Nous vous proposons un Séminaire qui nous permettra de débattre avec les autres associations de L’Inter -Associatif Européen de Psychanalysesur «l’analyse avec les enfants aujourd’hui». Nous faisons appel à la participation active des autres associations Nous vous proposerons quatre ateliers et une séance de projection du film de François Truffaut, « les Quatre Cent Coups » suivie d’un débat.

Freud écrit « la crainte de la castration est le plus fort traumatisme subi dans l’enfance ». Conséquence de la pré maturation de l’enfant « les symptômes ne peuvent être compris que s’ils sont ramenés à l’action traumatique d’expériences vécues en rapport avec la vie sexuelle » (Naissance de la Psychanalyse). Et plus tard Ferenczi isolera chez l’enfant l’énorme malentendu, qui est pour lui le langage de la tendresse de l’enfant, opposé au langage et aux actes d’une sexualité adulte. Être prématuré, privé de tout, » hilflosigkeit », bousculé à chaque semblant d’équilibre, lors des différents stades qui furent appelés oral, anal, génital, dans l’expérience répétée de la castration et du manque, l’enfant constitue son lien à l’autre.

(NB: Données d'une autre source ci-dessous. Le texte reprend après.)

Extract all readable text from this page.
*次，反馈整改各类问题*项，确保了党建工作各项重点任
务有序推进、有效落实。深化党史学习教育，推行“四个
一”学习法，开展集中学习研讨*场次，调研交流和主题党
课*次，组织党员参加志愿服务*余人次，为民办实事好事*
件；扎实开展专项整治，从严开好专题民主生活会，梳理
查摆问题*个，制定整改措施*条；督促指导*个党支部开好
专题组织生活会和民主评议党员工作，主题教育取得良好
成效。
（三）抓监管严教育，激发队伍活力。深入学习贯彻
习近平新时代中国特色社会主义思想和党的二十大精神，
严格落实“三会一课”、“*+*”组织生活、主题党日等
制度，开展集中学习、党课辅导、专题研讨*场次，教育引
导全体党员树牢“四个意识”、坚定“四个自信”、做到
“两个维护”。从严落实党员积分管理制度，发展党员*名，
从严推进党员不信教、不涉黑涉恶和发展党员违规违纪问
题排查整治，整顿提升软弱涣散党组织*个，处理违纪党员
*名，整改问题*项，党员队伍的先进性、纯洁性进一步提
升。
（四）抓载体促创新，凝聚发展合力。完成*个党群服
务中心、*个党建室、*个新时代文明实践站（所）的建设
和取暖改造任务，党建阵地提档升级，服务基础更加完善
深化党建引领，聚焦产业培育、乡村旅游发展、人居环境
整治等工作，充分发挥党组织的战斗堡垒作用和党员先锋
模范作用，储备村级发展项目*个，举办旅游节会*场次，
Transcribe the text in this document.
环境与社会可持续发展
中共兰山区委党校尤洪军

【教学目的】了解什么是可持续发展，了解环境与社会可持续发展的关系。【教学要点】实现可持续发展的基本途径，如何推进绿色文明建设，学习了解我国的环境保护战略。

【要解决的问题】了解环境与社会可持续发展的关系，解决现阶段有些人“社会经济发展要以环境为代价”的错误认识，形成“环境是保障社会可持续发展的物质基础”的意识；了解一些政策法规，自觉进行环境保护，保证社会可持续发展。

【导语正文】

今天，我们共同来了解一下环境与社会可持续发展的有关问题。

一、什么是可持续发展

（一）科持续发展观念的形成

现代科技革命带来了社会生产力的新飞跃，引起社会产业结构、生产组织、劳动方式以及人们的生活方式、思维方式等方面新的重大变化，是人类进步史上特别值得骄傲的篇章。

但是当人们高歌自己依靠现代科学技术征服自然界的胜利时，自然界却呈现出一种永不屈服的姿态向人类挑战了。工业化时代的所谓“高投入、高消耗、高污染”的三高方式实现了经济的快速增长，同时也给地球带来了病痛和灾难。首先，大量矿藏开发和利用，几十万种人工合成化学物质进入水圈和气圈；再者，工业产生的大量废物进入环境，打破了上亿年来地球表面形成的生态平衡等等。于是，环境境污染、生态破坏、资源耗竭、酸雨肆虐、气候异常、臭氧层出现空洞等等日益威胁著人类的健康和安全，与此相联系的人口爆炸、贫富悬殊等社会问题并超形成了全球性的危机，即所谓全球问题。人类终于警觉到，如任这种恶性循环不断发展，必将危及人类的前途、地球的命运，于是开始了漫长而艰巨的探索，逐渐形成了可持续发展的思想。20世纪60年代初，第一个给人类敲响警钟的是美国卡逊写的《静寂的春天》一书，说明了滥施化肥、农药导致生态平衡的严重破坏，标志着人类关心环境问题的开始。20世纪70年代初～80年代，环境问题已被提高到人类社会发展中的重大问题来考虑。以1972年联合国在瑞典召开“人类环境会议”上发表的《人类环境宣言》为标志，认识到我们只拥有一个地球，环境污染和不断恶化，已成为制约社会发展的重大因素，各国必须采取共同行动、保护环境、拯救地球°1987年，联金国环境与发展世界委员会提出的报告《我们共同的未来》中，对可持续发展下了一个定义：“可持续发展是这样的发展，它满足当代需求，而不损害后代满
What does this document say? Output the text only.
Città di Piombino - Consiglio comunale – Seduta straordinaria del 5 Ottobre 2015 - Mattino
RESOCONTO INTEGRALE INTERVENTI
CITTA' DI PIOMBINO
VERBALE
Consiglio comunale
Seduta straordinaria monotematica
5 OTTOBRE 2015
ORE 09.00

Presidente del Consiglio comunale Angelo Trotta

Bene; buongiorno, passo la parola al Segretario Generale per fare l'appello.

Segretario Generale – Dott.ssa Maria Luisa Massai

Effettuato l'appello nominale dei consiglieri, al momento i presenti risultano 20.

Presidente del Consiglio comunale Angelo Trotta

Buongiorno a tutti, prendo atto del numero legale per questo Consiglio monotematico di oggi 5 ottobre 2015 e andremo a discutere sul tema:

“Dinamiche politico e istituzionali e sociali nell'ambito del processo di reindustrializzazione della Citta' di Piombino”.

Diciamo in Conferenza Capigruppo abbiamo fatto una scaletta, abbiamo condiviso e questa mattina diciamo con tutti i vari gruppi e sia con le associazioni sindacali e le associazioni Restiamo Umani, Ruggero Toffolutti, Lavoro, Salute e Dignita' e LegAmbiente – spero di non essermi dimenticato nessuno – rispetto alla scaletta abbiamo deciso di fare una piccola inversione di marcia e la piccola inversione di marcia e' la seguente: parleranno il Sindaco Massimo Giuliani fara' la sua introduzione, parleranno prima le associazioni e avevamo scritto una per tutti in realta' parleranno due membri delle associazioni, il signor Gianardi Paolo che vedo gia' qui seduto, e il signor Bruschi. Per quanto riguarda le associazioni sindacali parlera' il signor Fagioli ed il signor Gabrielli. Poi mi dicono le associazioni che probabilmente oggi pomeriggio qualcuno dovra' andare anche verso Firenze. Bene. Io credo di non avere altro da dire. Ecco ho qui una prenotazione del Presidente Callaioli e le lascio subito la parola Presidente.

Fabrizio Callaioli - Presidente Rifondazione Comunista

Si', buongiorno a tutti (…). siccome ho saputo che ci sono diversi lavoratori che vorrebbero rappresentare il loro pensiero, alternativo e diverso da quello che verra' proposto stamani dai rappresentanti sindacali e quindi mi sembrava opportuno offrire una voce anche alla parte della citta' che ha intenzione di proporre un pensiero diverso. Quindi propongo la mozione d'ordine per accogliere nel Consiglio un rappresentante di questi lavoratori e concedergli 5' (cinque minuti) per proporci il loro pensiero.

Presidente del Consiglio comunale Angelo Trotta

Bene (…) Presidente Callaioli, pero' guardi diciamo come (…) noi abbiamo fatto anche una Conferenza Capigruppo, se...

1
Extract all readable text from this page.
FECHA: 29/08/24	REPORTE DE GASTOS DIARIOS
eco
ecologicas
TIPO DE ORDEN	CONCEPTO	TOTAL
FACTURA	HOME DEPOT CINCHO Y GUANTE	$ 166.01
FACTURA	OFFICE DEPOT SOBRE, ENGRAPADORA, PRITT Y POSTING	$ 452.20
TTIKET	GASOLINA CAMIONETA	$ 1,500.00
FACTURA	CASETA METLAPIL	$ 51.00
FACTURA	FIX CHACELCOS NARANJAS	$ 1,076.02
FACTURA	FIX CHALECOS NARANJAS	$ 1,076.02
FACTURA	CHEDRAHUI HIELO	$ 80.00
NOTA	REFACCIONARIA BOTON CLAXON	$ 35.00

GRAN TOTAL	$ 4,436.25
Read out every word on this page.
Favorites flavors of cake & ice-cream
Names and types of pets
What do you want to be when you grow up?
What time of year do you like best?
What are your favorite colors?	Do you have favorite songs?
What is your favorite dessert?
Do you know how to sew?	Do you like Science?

Freud écrit dans « Inhibition, Symptôme, Angoisse », que l’enfant, crée un premier « objet maternel psychique ». Lacan retrouve dans la Lettre 52 de Freud, la construction de l’inconscient dans ce temps de l’infantile, et fait de l’entrée. dans le langage le traumatisme premier

Ce passé insu ne se révèle que dans l’actuel d’une cure. La psychanalyse substitue alors, à la chronologie, une temporalité autre qui relève d’une construction topologique pour Lacan... Il ne s’agit pas du souvenir de quelque chose de vécu, mais de traces sans figurations mnésiques, dont le destin est celui de la compulsion de répétition, jusqu’au moment où surviennent dans la cure, dans l’espace de la séance et dans le champ du transfert, une énonciation et éventuellement une interprétation.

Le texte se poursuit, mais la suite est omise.